Don’t take the threat lightly

We would to be on our own if the US threat of cutting off aid is actually carried out. Let us have a plan ‘B’

The writer served as Executive Editor of The Express Tribune from 2009 to 2014

Let us not take the latest aid cut threat emanating from the US lightly by dismissing it as having been motivated by “baseless concerns” of “a section of (US) lawmakers”. They have already done it once in the 1990s by the end of which we were the most sanctioned country after Libya. First they punished us for having crossed the nuclear red-line and then for conducting a nuclear weapons’ test in a tit-for-tat after the Indian tests. And this happened when we had just won them an existential war for the so-called ‘free world’ against Soviet communism. Just imagine how insensitive they would be to our concerns when as opposed to the 1990s the latest threat comes in the wake of their accusations that we are aiding and abetting their enemies in Afghanistan and forcing them to put the lives of their soldiers at great risk.

During this decade of sanctions, our economy was sustained by the dole that we used to receive under the table from our oil-rich Middle Eastern Muslim brothers. Saudi Arabia alone was supplying us a significant bulk of our oil needs on deferred payment. But today, these Middle East brothers do not have enough for their own needs because of a mini-crash in the world oil market. They, therefore, cannot afford the luxury of paying for Pakistani needs as well.

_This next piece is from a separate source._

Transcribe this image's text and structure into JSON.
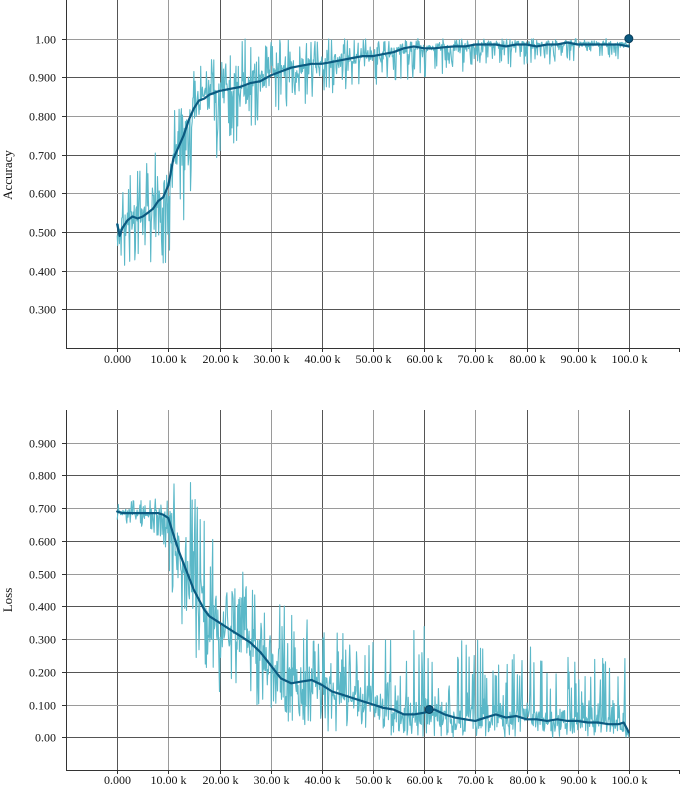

So, we would be on our own if the threat of aid cut is actually carried out. Therefore, let us have a plan ‘B’ in hand and not be caught unawares as we were in the 1990s. Indeed, it is always good to be your own master, especially in the matter of economy. One is able to safeguard one’s political sovereignty more effectively only when one’s economy is not dependent on any outsider, especially on a superpower which does not believe in offering ‘free lunches’ to even its closest friends.

So, if at all the threat emanating from a US Congressional panel is actually carried out, we should all thank our stars for it and move on instead of wasting our time, behaving like jilted lovers. But that we can do only if we have in hand a plan ‘B’ well in time. And since the aid cut would immediately result in a more acute resource constraint, the main focus of this plan should be to accelerate our revenue collection ability and using these resources to speed up economic growth aimed at generating enough resources to meet our essential development and non-development needs without the crutches of foreign assistance.

It is an increasingly interdependent world in which we live today. Therefore, the plan ‘B’ should also focus on creating the enabling social and physical environment within the country to attract foreign investment like the one that China has committed under the $46 billion China-Pakistan Economic Corridor (CPEC) project. The right courses should be introduced in our schools and colleges to develop a critical mass of technically well versed high-tech savvy graduates as well as skilled and semi-skilled handypersons. At the same time we need to ensure that our expanding economy receives adequate supplies of electricity, gas and water.


This is easier said than done. Indeed, it would require genuine willingness on the part of the ruling elite to give up their wasteful lifestyles and focus on eliminating corruption from among their ilk. Next, the sanctity of rule of law should be restored immediately so that courts are enabled to dispose of their cases within a reasonable time frame, especially those cases in which tax payers are contesting tax collectors’ claims.

If we could only succeed in whitening at least half of our black economy that is said to be almost three times the white economy, we could perhaps be able to sustain our economy on our own without foreign dole and also be able to accelerate its growth at a rate needed to make the trickle-down effect actually knock a significant dent in the incidence of poverty in the country. According to a news item in this newspaper “Proposals moved to calm jittery players in real estate sector” (page 10, July 14, 2016), currently as much as Rs7 trillion of black money is stashed in just one sector of the economy — the real estate — which is almost one fourth of the actual GDP!

Published in The Express Tribune, July 16th, 2016.